One area where Allscripts focuses in support of this relates to identifying, documenting and advocating for “Safe Practice Recommendations” (or “SPRs”). SPRs address topics with potential benefit to HIT Safety by providing focused recommendations based on thorough analysis of industry trends, regulatory and policy updates and (most importantly) patient safety research. SPRs provide a comprehensive set of safety recommendations related to a given topic that can then be used by product developers, testers, implementation specialists and others to help drive specific actions and/or functionality. Where feasible, SPRs might also drive a common infrastructure that can then be used across the entire Allscripts portfolio to provide consistent safe practice.
The importance of proper patient matching
A current SPR under development relates to the complex and evolving subject of patient matching. Proper patient identification and matching has long been a source of patient safety hazards and has been a focus of Patient Safety Advocacy groups such as the Joint Commission, Pew Research, and ECRI.

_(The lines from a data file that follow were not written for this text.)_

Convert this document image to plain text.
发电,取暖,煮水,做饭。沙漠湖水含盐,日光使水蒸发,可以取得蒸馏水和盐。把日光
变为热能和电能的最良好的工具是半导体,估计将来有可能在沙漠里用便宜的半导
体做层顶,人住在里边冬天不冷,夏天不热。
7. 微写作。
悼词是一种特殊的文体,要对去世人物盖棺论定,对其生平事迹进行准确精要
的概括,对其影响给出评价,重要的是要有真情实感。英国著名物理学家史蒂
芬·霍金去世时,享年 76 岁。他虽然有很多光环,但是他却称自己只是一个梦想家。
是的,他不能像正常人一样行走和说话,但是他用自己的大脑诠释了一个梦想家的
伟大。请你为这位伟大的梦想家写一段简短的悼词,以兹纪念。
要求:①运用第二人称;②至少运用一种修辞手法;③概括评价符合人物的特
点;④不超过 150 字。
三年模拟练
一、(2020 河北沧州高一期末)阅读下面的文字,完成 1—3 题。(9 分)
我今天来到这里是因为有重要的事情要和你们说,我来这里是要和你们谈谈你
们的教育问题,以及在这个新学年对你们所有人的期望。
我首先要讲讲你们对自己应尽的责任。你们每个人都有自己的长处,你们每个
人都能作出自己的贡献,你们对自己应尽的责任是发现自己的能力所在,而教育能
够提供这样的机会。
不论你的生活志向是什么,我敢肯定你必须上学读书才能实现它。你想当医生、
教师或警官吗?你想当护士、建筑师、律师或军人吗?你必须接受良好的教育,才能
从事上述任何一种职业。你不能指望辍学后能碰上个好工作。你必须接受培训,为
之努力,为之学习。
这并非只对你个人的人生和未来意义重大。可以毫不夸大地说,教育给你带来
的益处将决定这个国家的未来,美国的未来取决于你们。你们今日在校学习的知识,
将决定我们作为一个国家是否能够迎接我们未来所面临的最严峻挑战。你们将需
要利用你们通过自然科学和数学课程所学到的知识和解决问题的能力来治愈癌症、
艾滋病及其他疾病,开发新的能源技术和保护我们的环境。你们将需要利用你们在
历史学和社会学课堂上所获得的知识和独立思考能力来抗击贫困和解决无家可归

The importance of proper patient matching will only intensify as HIT becomes more interoperable and evolves to an environment where we are able to provide a more accurate and extensive longitudinal patient view. The foundation of this longitudinal patient view is the assurance that all aspects of the patient record, gathered from multiple sources, are all related to the proper patient.

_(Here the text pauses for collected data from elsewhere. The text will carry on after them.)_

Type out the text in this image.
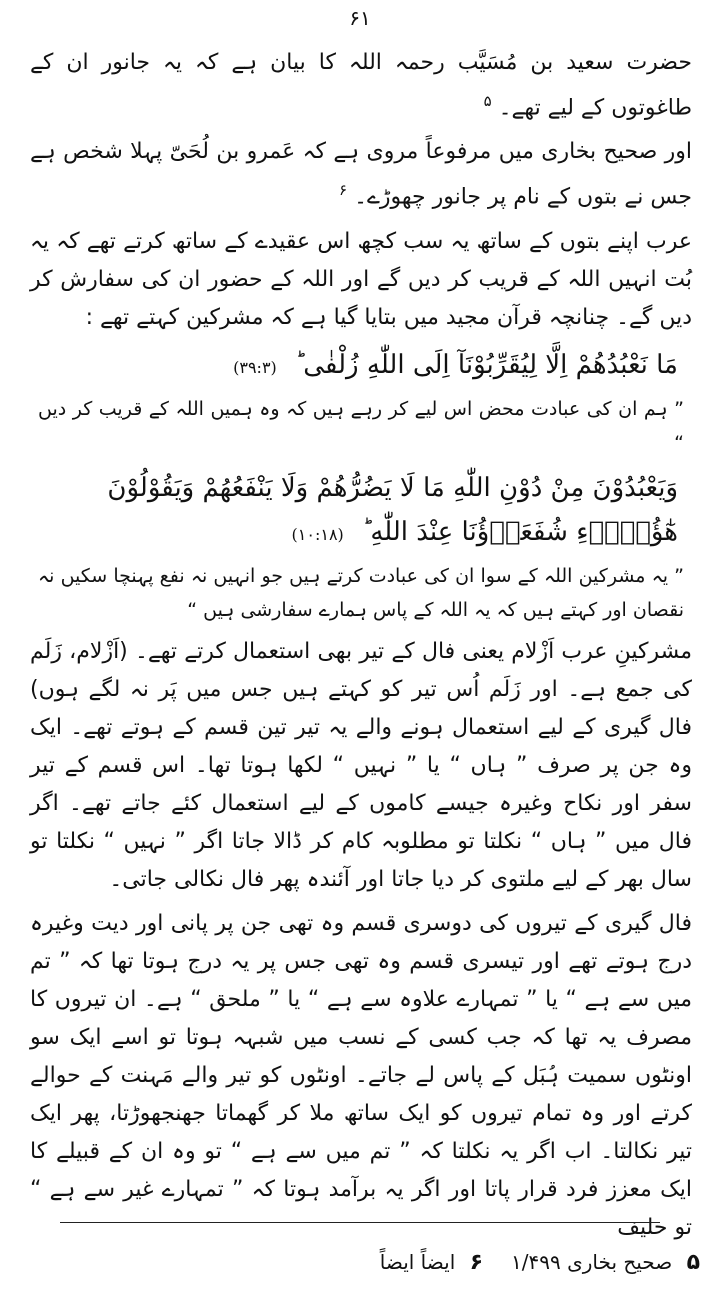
۶۱

حضرت سعید بن مُسَیَّب رحمہ اللہ کا بیان ہے کہ یہ جانور ان کے طاغوتوں کے لیے تھے۔ $^۵$

اور صحیح بخاری میں مرفوعاً مروی ہے کہ عَمرو بن لُحَیّ پہلا شخص ہے جس نے بتوں کے نام پر جانور چھوڑے۔ $^۶$

عرب اپنے بتوں کے ساتھ یہ سب کچھ اس عقیدے کے ساتھ کرتے تھے کہ یہ بُت انہیں اللہ کے قریب کر دیں گے اور اللہ کے حضور ان کی سفارش کر دیں گے۔ چنانچہ قرآن مجید میں بتایا گیا ہے کہ مشرکین کہتے تھے :

مَا نَعْبُدُهُمْ اِلَّا لِيُقَرِّبُوْنَآ اِلَى اللّٰهِ زُلْفٰى ؕ (۳۹:۳)

” ہم ان کی عبادت محض اس لیے کر رہے ہیں کہ وہ ہمیں اللہ کے قریب کر دیں “

وَيَعْبُدُوْنَ مِنْ دُوْنِ اللّٰهِ مَا لَا يَضُرُّهُمْ وَلَا يَنْفَعُهُمْ وَيَقُوْلُوْنَ هٰٓؤُلَاۗءِ شُفَعَاۗؤُنَا عِنْدَ اللّٰهِ ؕ (۱۰:۱۸)

” یہ مشرکین اللہ کے سوا ان کی عبادت کرتے ہیں جو انہیں نہ نفع پہنچا سکیں نہ نقصان اور کہتے ہیں کہ یہ اللہ کے پاس ہمارے سفارشی ہیں “

مشرکینِ عرب اَزْلام یعنی فال کے تیر بھی استعمال کرتے تھے۔ (اَزْلام، زَلَم کی جمع ہے۔ اور زَلَم اُس تیر کو کہتے ہیں جس میں پَر نہ لگے ہوں) فال گیری کے لیے استعمال ہونے والے یہ تیر تین قسم کے ہوتے تھے۔ ایک وہ جن پر صرف ” ہاں “ یا ” نہیں “ لکھا ہوتا تھا۔ اس قسم کے تیر سفر اور نکاح وغیرہ جیسے کاموں کے لیے استعمال کئے جاتے تھے۔ اگر فال میں ” ہاں “ نکلتا تو مطلوبہ کام کر ڈالا جاتا اگر ” نہیں “ نکلتا تو سال بھر کے لیے ملتوی کر دیا جاتا اور آئندہ پھر فال نکالی جاتی۔

فال گیری کے تیروں کی دوسری قسم وہ تھی جن پر پانی اور دیت وغیرہ درج ہوتے تھے اور تیسری قسم وہ تھی جس پر یہ درج ہوتا تھا کہ ” تم میں سے ہے “ یا ” تمہارے علاوہ سے ہے “ یا ” ملحق “ ہے۔ ان تیروں کا مصرف یہ تھا کہ جب کسی کے نسب میں شبہہ ہوتا تو اسے ایک سو اونٹوں سمیت ہُبَل کے پاس لے جاتے۔ اونٹوں کو تیر والے مَہنت کے حوالے کرتے اور وہ تمام تیروں کو ایک ساتھ ملا کر گھماتا جھنجھوڑتا، پھر ایک تیر نکالتا۔ اب اگر یہ نکلتا کہ ” تم میں سے ہے “ تو وہ ان کے قبیلے کا ایک معزز فرد قرار پاتا اور اگر یہ برآمد ہوتا کہ ” تمہارے غیر سے ہے “ تو حلیف

۵ صحیح بخاری ۱/۴۹۹
۶ ایضاً ایضاً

Patient matching, when done correctly, is a very complex and intensive activity. A series of recent ONC Patient Identity and Matching Working Sessions highlighted the technical complexity and critical privacy and security implications. Beyond existing challenges, there is promise from ongoing discussions about providing relief to restrictions that have hindered the development of unique health identifiers for patients. These sessions (as well as other analyses) have properly emphasized how these identifiers will not be a “silver bullet” and will likely need to be used in conjunction with other existing patient identification and matching practices to improve their accuracy and effectiveness.
While implementing the goals of World Patient Safety Day are part of daily activity at Allscripts, items such as Safe Practice Recommendations are specific examples of focused activities to promote these goals by improving the clinician experience and enabling high quality patient care.